Challenge every statement with questions about what and why. Your main objective here is to expose the irrational optimism in your team’s recovery plans. You’ve got to force people to face the reality of their situation. Don’t let them off the hook with the standard approach that they’re going to default to, which is, “Well boss, the delay was bad, but now everything is good.“
The second step of the process is to recast the value case and make sure it still makes sense to continue. Very few leaders do this. Once you have a good sense of the impacts, go right back and re-evaluate why you started the work in the first place. Instead of assuming that your organization is going to suck up the additional cost and time of a delay, use it as a review point.
Now that we know the value we’re going to deliver is less than originally anticipated, does it still make sense to continue? There’s no point in putting good money after bad, so always be prepared to walk away from a sunk cost.
The third step in the process is to make real change to recalibrate. If you want a different outcome going forward, then you have to make changes. What are you going to do differently to improve the outcomes?
Some of this might simply be recasting of cost and time parameters but, on other occasions, you’re going to need to replace one or more people who haven’t been able to deliver. Just t be clear though – I’m not suggesting witch hunts and scapegoating. But if you have, let’s say, a project manager who has repeatedly covered up issues, that person is really unlikely to change going forward. If you haven’t got someone you trust? Get someone you can trust.

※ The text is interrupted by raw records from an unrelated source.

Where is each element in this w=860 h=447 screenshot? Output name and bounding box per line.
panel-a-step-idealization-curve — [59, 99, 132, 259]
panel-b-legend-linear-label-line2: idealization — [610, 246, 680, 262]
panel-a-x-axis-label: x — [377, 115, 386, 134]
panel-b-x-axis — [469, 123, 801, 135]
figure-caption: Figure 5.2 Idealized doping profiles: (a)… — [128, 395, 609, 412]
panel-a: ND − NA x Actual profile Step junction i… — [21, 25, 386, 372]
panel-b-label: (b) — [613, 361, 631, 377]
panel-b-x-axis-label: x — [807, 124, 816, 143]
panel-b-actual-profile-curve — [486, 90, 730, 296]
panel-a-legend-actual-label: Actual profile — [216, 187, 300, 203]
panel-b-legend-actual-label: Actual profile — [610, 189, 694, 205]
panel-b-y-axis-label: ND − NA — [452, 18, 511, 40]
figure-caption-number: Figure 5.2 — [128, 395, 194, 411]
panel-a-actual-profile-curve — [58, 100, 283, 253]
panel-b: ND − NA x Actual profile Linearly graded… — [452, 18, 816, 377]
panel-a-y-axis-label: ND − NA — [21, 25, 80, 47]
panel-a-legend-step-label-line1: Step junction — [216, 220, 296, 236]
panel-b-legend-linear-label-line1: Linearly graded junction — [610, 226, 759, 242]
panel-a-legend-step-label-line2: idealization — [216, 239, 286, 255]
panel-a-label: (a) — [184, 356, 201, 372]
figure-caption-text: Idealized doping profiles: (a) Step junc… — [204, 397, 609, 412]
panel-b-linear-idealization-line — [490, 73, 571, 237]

Now you’ve taken three important steps:
- You’ve got all the dead cats on the table;
- You’ve recast the value case; and
- You’ve made real changes to recalibrate the initiative.
For the final step of the process, you’re now in a position to communicate to your stakeholders. Here are some important rules of thumb for your disclosure:
The first thing is, don’t sugarcoat it, whatever you do. You don’t want to erode your stakeholders’ trust in you or the process that you are undertaking.
You should also think of this as though you have one shot in the locker. If you have to reset expectations, do it once and only do it once and do it right. Get everything you need in place to make a recommendation about the go-forward position. If you go back to that well more than once, your stakeholders will understandably get the impression that you don’t know what you’re doing.
In addition to this, try to strike the balance between providing certainty, while still giving options. Don’t just assume that the best outcome is to suck up the delay and keep going regardless. Give your stakeholders the information they need, and provide them with options and a recommended decision.
This is going to help you to rip the band-aid off quickly. You get everything on the table… you give your stakeholders the confidence that you know what you are doing… you map a path forward… and, in the very acceptance of the plan, you have recalibrated expectations around your new delivery parameters.
MANAGING THE PINCH POINTS
Let’s face it, even in the best run teams, delays are going to occur. As a leader, your job is to anticipate these delays, investigate them, and navigate the new reality that you are faced with. Nothing will erode your stakeholders’ confidence in you faster than your inability to handle slippages in your work program decisively.
But if you can get this right, your leadership stock is going to rise rapidly.